Q: How long may it take from the beginning of animal model investigations to therapeutic applicability in humans?

A: For many years, but you never know:  diseases of the blood system are suddenly being treated thanks to genetic editing in 5-6 years, while we believed it would take 20-30. However, any blood condition is more easier to treat than a brain sickness since blood can be changed, whereas we cannot replace all neurons or modify the brain. In certain cases, I worry it will take decades. In any case, it is one thing to totally cure this disease and quite another to alleviate some of its symptoms, such as hyperactivity or epilepsy; this will be resolved sooner.

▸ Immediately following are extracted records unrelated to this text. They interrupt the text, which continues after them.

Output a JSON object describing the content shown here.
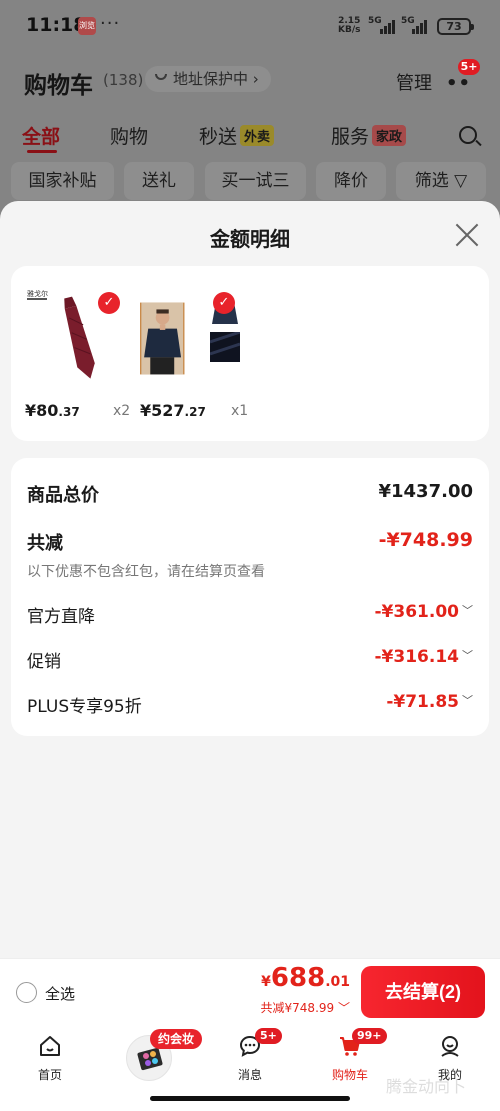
{
  "status_bar": {
    "time": "11:18",
    "app_icon_text": "浏览",
    "speed_value": "2.15",
    "speed_unit": "KB/s",
    "sig1": "5G",
    "sig2": "5G",
    "battery": "73"
  },
  "header": {
    "title": "购物车",
    "count": "(138)",
    "address_chip": "地址保护中",
    "manage": "管理",
    "more_badge": "5+"
  },
  "categories": [
    {
      "label": "全部"
    },
    {
      "label": "购物"
    },
    {
      "label": "秒送",
      "tag": "外卖"
    },
    {
      "label": "服务",
      "tag": "家政"
    }
  ],
  "filters": [
    "国家补贴",
    "送礼",
    "买一试三",
    "降价",
    "筛选"
  ],
  "sheet": {
    "title": "金额明细",
    "products": [
      {
        "price_int": "¥80",
        "price_dec": ".37",
        "qty": "x2",
        "brand": "雅戈尔"
      },
      {
        "price_int": "¥527",
        "price_dec": ".27",
        "qty": "x1"
      }
    ],
    "total_label": "商品总价",
    "total_value": "¥1437.00",
    "reduce_label": "共减",
    "reduce_value": "-¥748.99",
    "reduce_note": "以下优惠不包含红包，请在结算页查看",
    "discounts": [
      {
        "label": "官方直降",
        "value": "-¥361.00"
      },
      {
        "label": "促销",
        "value": "-¥316.14"
      },
      {
        "label": "PLUS专享95折",
        "value": "-¥71.85"
      }
    ]
  },
  "checkout": {
    "select_all": "全选",
    "currency": "¥",
    "total_int": "688",
    "total_dec": ".01",
    "saved": "共减¥748.99",
    "pay_button": "去结算(2)"
  },
  "tabbar": {
    "promo": "约会妆",
    "items": [
      {
        "label": "首页"
      },
      {
        "label": "消息",
        "badge": "5+"
      },
      {
        "label": "购物车",
        "badge": "99+"
      },
      {
        "label": "我的"
      }
    ]
  },
  "watermark": "腾金动向卜",
  "colors": {
    "accent": "#e2231a",
    "pay_button": "#f2232b",
    "sheet_bg": "#f4f4f4"
  }
}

Q: Animal testing is sometimes fraught with controversy. In fact, there is a European citizens’ initiative to put an end to animal testing in the EU. What are your thoughts about that?

A: Respect for animal health is fundamental, and the first to embrace this cause are the scientists who work with them. However, on many occasions, the message given is very simplistic, animals are made untouchable, forgetting that, aside from serving as a source of food for us, they also serve in research. All medical discoveries that we can think of have been tested on animals first, with the most recent paradigmatic example being the invention of the COVID vaccine. So, the simplicity of the statement “we are going to protect animals and not use them in research” is a moral aberration since it contradicts human ethics: attempting to cure all conceivable diseases in humans and animals. It is a critical issue that society recognizes the importance of animal research, particularly in the field of neurology. If we want to heal people, we need animals.